Geophysically guided well siting at the Aluto-Langano geothermal reservoir

Volcano-hosted high-temperature geothermal reservoirs are powerful resources for green electricity generation. In regions where such resources are available, geothermal energy often provides a large share of a country's total power generation capacity. Sustainable geothermal energy utilization depends on the successful siting of geothermal wells, which in turn depends on prior geophysical subsurface imaging and reservoir characterization. Electromagnetic resistivity imaging methods have proven to be a key tool for characterizing magma-driven geothermal systems because resistivity is sensitive to the presence of melt and clays that form through hydrothermal alteration. Special emphasis is often given to the clay cap, which forms on top of hydrothermal reservoirs along the flow paths of convecting geothermal fluids. As an example, the Aluto-Langano volcanic geothermal field in Ethiopia is covered with 178 densely spaced magnetotelluric (MT) stations. The 3D electrical conductivity model derived from the MT data images the magma body that acts as a heat source of the geothermal system, controlling geothermal convection and formation of alteration zones (commonly referred to as clay cap) atop the geothermal reservoir. Detailed 3D imaging of the clay cap topography can provide direct insight into hydrothermal flow patterns and help identify potential upflow zones. At Aluto all productive geothermal wells are drilled into zones of clay cap thinning and updoming, which is indicative of underlying hydrothermal upflow zones. In contrast, nonproductive wells are drilled into zones of clay cap thickening and lowering, which is an indicator for underlying outflow zones and cooling. This observation is linked to fundamental characteristics of volcanohosted systems and can likely be adapted to other geothermal fields where sufficiently detailed MT surveys are available.

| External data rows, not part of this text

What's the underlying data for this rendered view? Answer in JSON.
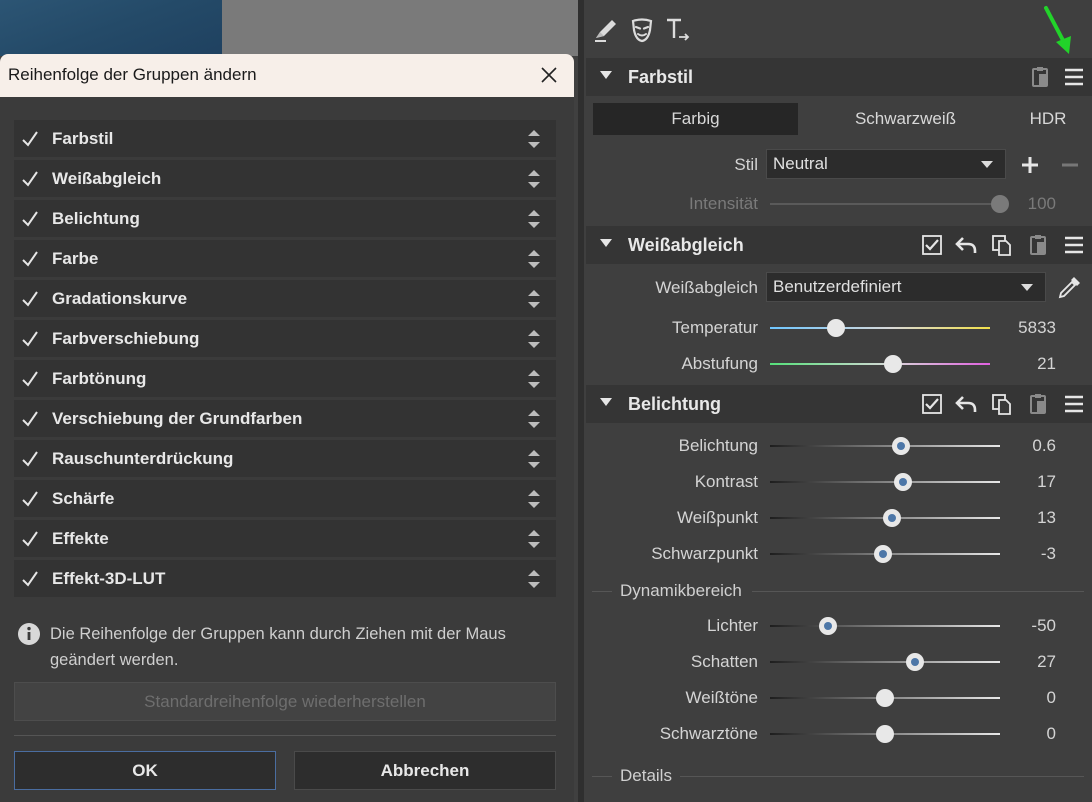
{
  "dialog": {
    "title": "Reihenfolge der Gruppen ändern",
    "close_icon": "close-icon",
    "groups": [
      {
        "label": "Farbstil",
        "checked": true
      },
      {
        "label": "Weißabgleich",
        "checked": true
      },
      {
        "label": "Belichtung",
        "checked": true
      },
      {
        "label": "Farbe",
        "checked": true
      },
      {
        "label": "Gradationskurve",
        "checked": true
      },
      {
        "label": "Farbverschiebung",
        "checked": true
      },
      {
        "label": "Farbtönung",
        "checked": true
      },
      {
        "label": "Verschiebung der Grundfarben",
        "checked": true
      },
      {
        "label": "Rauschunterdrückung",
        "checked": true
      },
      {
        "label": "Schärfe",
        "checked": true
      },
      {
        "label": "Effekte",
        "checked": true
      },
      {
        "label": "Effekt-3D-LUT",
        "checked": true
      }
    ],
    "info_text": "Die Reihenfolge der Gruppen kann durch Ziehen mit der Maus geändert werden.",
    "reset_label": "Standardreihenfolge wiederherstellen",
    "ok_label": "OK",
    "cancel_label": "Abbrechen"
  },
  "panel": {
    "tools": [
      "brush-icon",
      "mask-icon",
      "text-tool-icon"
    ],
    "farbstil": {
      "title": "Farbstil",
      "tabs": [
        "Farbig",
        "Schwarzweiß",
        "HDR"
      ],
      "active_tab": 0,
      "stil_label": "Stil",
      "stil_value": "Neutral",
      "intensity_label": "Intensität",
      "intensity_value": "100",
      "intensity_fraction": 1.0
    },
    "weissabgleich": {
      "title": "Weißabgleich",
      "wb_label": "Weißabgleich",
      "wb_value": "Benutzerdefiniert",
      "sliders": [
        {
          "label": "Temperatur",
          "value": "5833",
          "fraction": 0.3,
          "gradient": "temperature"
        },
        {
          "label": "Abstufung",
          "value": "21",
          "fraction": 0.56,
          "gradient": "tint"
        }
      ]
    },
    "belichtung": {
      "title": "Belichtung",
      "sliders": [
        {
          "label": "Belichtung",
          "value": "0.6",
          "fraction": 0.57,
          "dot": true
        },
        {
          "label": "Kontrast",
          "value": "17",
          "fraction": 0.58,
          "dot": true
        },
        {
          "label": "Weißpunkt",
          "value": "13",
          "fraction": 0.53,
          "dot": true
        },
        {
          "label": "Schwarzpunkt",
          "value": "-3",
          "fraction": 0.49,
          "dot": true
        }
      ],
      "dynamic_title": "Dynamikbereich",
      "dynamic_sliders": [
        {
          "label": "Lichter",
          "value": "-50",
          "fraction": 0.25,
          "dot": true
        },
        {
          "label": "Schatten",
          "value": "27",
          "fraction": 0.63,
          "dot": true
        },
        {
          "label": "Weißtöne",
          "value": "0",
          "fraction": 0.5,
          "dot": false
        },
        {
          "label": "Schwarztöne",
          "value": "0",
          "fraction": 0.5,
          "dot": false
        }
      ],
      "details_title": "Details"
    },
    "accent_colors": {
      "ok_border": "#4a6da0",
      "knob_dot": "#4d77a8",
      "green_arrow": "#22d32a"
    }
  }
}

Therefore, high-resolution 3D electromagnetic imaging of hydrothermal alteration products (clay caps) can be used to infer the hydrothermal flow patterns in geothermal reservoirs and contribute to derisking geothermal drilling projects.

Automated summary

Volcano-hosted high-temperature geothermal reservoirs are valuable resources for green electricity generation. Electromagnetic imaging methods can provide detailed characterization of geothermal systems, helping to understand the flow patterns of hydrothermal fluids and locate suitable drilling sites.